On the related topic of services for those seeking preventive treatment, Sarah Beggs Christofferson’s New Zealand study explores whether such provision is viable in a discretionary reporting context, that is, in jurisdictions without mandatory reporting, but where risk-related disclosures to authorities are permitted at therapists’ discretion. Based on a survey of New Zealand health professionals, she concludes that if policies and expectations are clearly defined, this could be the best way forward for viable preventive treatment.

This is followed by Professors Jill Levenson and Melissa Grady’s report on a U.S. pilot study to investigate whether it is possible to improve the provision of clinical services to individuals who self-identify as sexually attracted to minors, but who have not yet acted on their attraction. The authors describe the use of an innovative prevention approach designed to alter the knowledge and attitudes of mental health professionals to increase the pool of competent practitioners willing to provide services to this challenging population.
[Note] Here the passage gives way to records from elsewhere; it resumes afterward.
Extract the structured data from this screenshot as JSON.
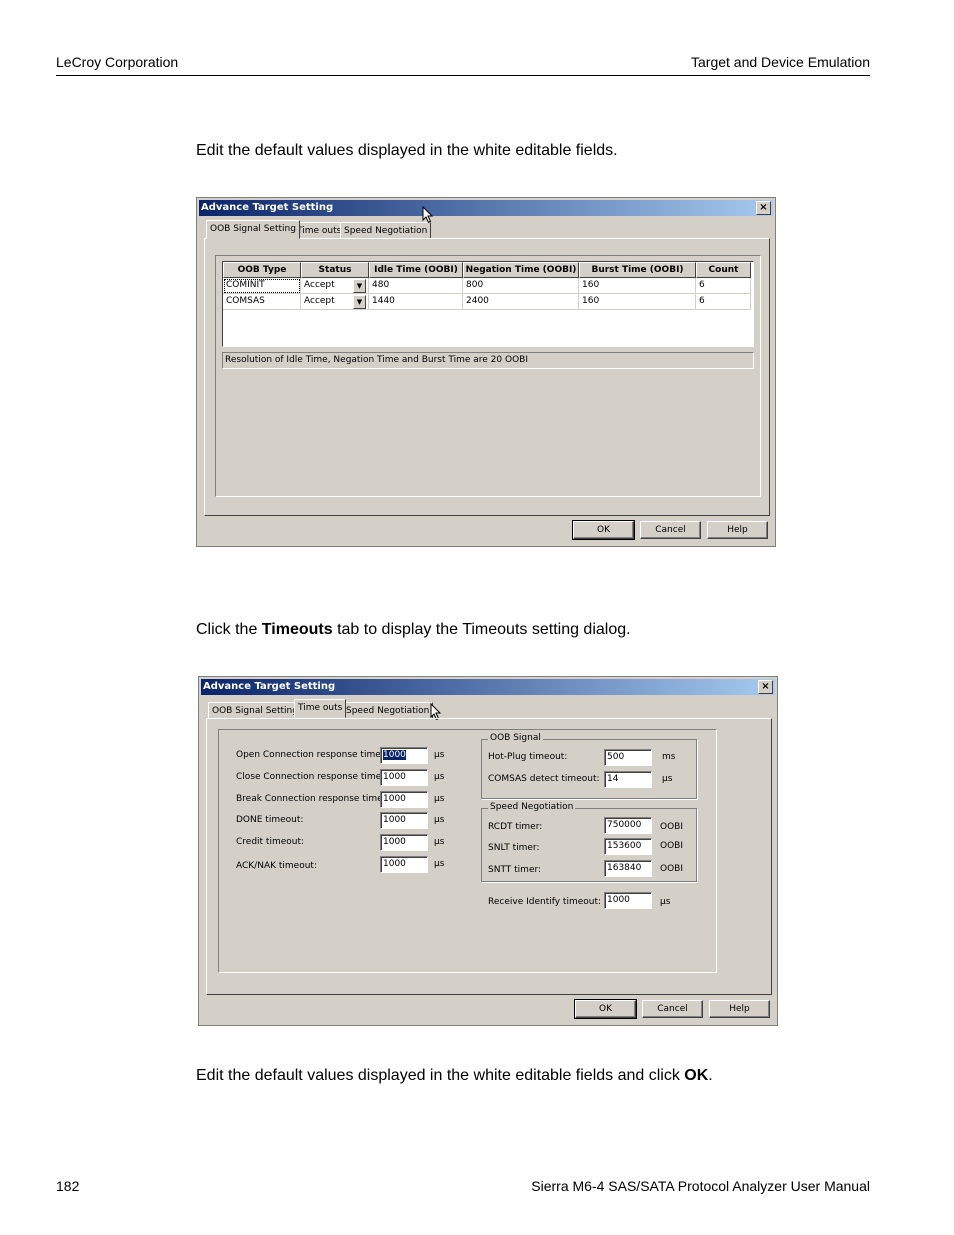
{
  "header": {
    "left": "LeCroy Corporation",
    "right": "Target and Device Emulation"
  },
  "para1": "Edit the default values displayed in the white editable fields.",
  "para2": {
    "pre": "Click the ",
    "bold": "Timeouts",
    "post": " tab to display the Timeouts setting dialog."
  },
  "para3": {
    "pre": "Edit the default values displayed in the white editable fields and click ",
    "bold": "OK",
    "post": "."
  },
  "footer": {
    "page": "182",
    "manual": "Sierra M6-4 SAS/SATA Protocol Analyzer User Manual"
  },
  "dialog1": {
    "title": "Advance Target Setting",
    "close": "×",
    "tabs": [
      "OOB Signal Setting",
      "Time outs",
      "Speed Negotiation"
    ],
    "columns": [
      "OOB Type",
      "Status",
      "Idle Time (OOBI)",
      "Negation Time (OOBI)",
      "Burst Time (OOBI)",
      "Count"
    ],
    "rows": [
      [
        "COMINIT",
        "Accept",
        "480",
        "800",
        "160",
        "6"
      ],
      [
        "COMSAS",
        "Accept",
        "1440",
        "2400",
        "160",
        "6"
      ]
    ],
    "status": "Resolution of Idle Time, Negation Time and Burst Time are 20 OOBI",
    "buttons": {
      "ok": "OK",
      "cancel": "Cancel",
      "help": "Help"
    }
  },
  "dialog2": {
    "title": "Advance Target Setting",
    "close": "×",
    "tabs": [
      "OOB Signal Setting",
      "Time outs",
      "Speed Negotiation"
    ],
    "left_fields": [
      {
        "label": "Open Connection response timeout:",
        "value": "1000",
        "unit": "µs"
      },
      {
        "label": "Close Connection response timeout:",
        "value": "1000",
        "unit": "µs"
      },
      {
        "label": "Break Connection response timeout:",
        "value": "1000",
        "unit": "µs"
      },
      {
        "label": "DONE timeout:",
        "value": "1000",
        "unit": "µs"
      },
      {
        "label": "Credit timeout:",
        "value": "1000",
        "unit": "µs"
      },
      {
        "label": "ACK/NAK timeout:",
        "value": "1000",
        "unit": "µs"
      }
    ],
    "oob_group": {
      "title": "OOB Signal",
      "fields": [
        {
          "label": "Hot-Plug timeout:",
          "value": "500",
          "unit": "ms"
        },
        {
          "label": "COMSAS detect timeout:",
          "value": "14",
          "unit": "µs"
        }
      ]
    },
    "speed_group": {
      "title": "Speed Negotiation",
      "fields": [
        {
          "label": "RCDT timer:",
          "value": "750000",
          "unit": "OOBI"
        },
        {
          "label": "SNLT timer:",
          "value": "153600",
          "unit": "OOBI"
        },
        {
          "label": "SNTT timer:",
          "value": "163840",
          "unit": "OOBI"
        }
      ]
    },
    "receive_identify": {
      "label": "Receive Identify timeout:",
      "value": "1000",
      "unit": "µs"
    },
    "buttons": {
      "ok": "OK",
      "cancel": "Cancel",
      "help": "Help"
    }
  }
}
The subsequent article, by Professors Richard Wortley, Benoit Leclerc, Danielle Reynald, and Stephen Smallbone (from the United Kingdom and Australia, respectively), takes a different approach to the prevention of child sexual abuse. It focuses on strategies intended to alter situational dynamics in ways that make CSA less likely to occur, rather than attempting to treat individual factors in the offender (e.g., to change their inappropriate motivations and behavior). The authors suggest that by considering the perspective of the offenders themselves, they can identify significant situational safety risks that can guide the design and implementation of more effective offense-focused CSA prevention approaches.

Finally, the Special Issue concludes with a report detailing a national survey of CSA prevention education programs in Australian primary schools conducted by Professor Kerryann Walsh, Donna Berthelsen, Kirstine Hand, Leisa Brandon, and Jan Nicholson. The survey was distributed to all providers of child sexual abuse prevention programs in Australian primary schools and provides new information about the nature and scope of school-based education programming for the prevention of child sexual abuse. It also provides a template for the development of similar prevention programs in other settings internationally.

It was a real pleasure to be able to work with such highly experienced and knowledgeable authors, each an expert in their respective field and we are excited by the breadth and depth of prevention perspectives reflected in their contributions.